Advertisement

Dodgers’ Casey Blake, Manny Ramirez are opposites that attract attention

One is from Iowa, the other from the Moon.

Two of the stars of Tuesday’s 9-5 Dodgers win in their home opener were Casey Blake, Mr. Middle America, and Manny Ramirez, Mr. Starship Galaxy.

Blake hit a two-run home run in the fourth inning and the notoriously slow-starter is now batting .389.

Ramirez hit a solo shot to get things started for the Dodgers, leading off the fourth, and is now batting .304. His homer was one of those that arrived before it left. It was hard to tell if he hit it with a bat or shot it from a cannon.

The Arizona Diamondbacks’ Ian Kennedy seemed to be in a decent pitching groove when Ramirez walked to the plate, score tied, 1-1. But Manny, being Manny, softened him up. The fans in the left center field bleachers had just enough time to duck. A shaken Kennedy quickly gave up a double to James Loney and then grooved one to Blake, who hit it almost as far into left center, but nowhere near as hard.

“I didn’t get a sign to move the runner over,” Blake said afterward, meaning he had been relieved of the responsibility of trying to hit the ball to the right side of the infield, advancing Loney to third. “That meant they want me to drive one.”

And so he did.

Andre Ethier later hit a three-run shot to seal the deal on a day of the usual opening-day ceremonial excess. There were fireworks, the United States flag covering nearly the entire outfield, the jet fly-over and celebrities singing and throwing out the first ball. The crowd was announced at 56,000, which means the Dodgers were rounding up or had lost their calculators. Once Tommy Lasorda was introduced midway through the game and stood and waved, resplendent in his yellow sweater in the box seats, it was official. Summer had come once again to Dodger Stadium.

And a fascinating summer it could be, especially if you take a look at Tuesday’s game as a miniature of the next 155.

Blake came to the Dodgers in a trade with Cleveland on July 26, 2008. Ramirez came to the Dodgers in a trade with Boston on July 31, 2008. A big part of the framework for the future had been set in place.

Ramirez came with a reputation for being a great player and a flake. By the time he left Boston, he was about as popular as a Nor’easter. His departure brought near-unanimous reaction from Red Sox players and fans: Don’t let the door hit you in the.…

But he brought immediate leadership and electricity to the Dodgers clubhouse. Today’s stars — Matt Kemp, Russell Martin, Loney, Ethier — were younger then and in need of some of the stuff Ramirez was dishing out. He was fun, loose and, better yet, on a hitting spree. Leading by example is always best.
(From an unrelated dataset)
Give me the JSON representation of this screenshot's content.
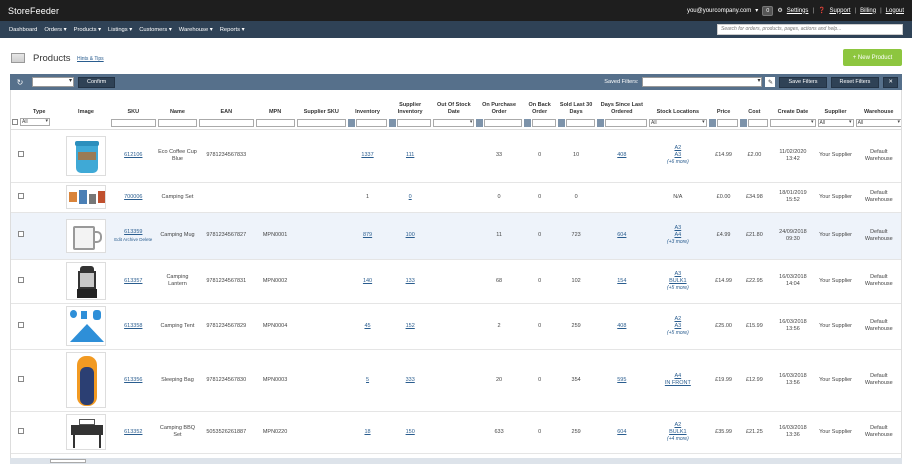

Blake brought leadership too, but that of a quiet veteran, now 36, who could calm by logic and a reassuring pat on the back. Manager Joe Torre pointed to the value of each several times that season, and even implied that, as flashy and effective as Ramirez’s leadership was, the quiet daily presence of Blake may have been even more valuable.

Everything changed with the 50-game suspension of Ramirez at the start of the 2009 season for violating baseball’s drug policy. He finished last season a shell of himself, both in the batter’s box and the clubhouse. And before the start of this season, he said he wouldn’t be back with the Dodgers next season and stopped talking to reporters.

He is in his last-season-in-Boston mode now. He has no need to invest in a team and a place that will mean nothing to him by late autumn. All he needs is to build yet another resume for one last contract with a new team, undoubtedly in the American League, where he can be, at age 38, a designated hitter.

Still, his skills as a hitter are unquestioned, and will be valuable all season in the same manner they were Tuesday. Slap-you-on-the-back Manny is needed much less on this team now than slap-one-over-the-fence Manny.

Afterward, Blake answered questions from the media, bantered with them and his teammates and represented the productive, trusted, dependable elder. Ramirez disappeared before the media got to his locker.

They are as similar as water and molasses, and that may just work this season for the Dodgers.

“I won’t be something I’m not,” Blake said, “and neither will Manny.”

When the season ends, Blake will go home to Indianola, Iowa. Ramirez may go directly to his vacation house on Pluto.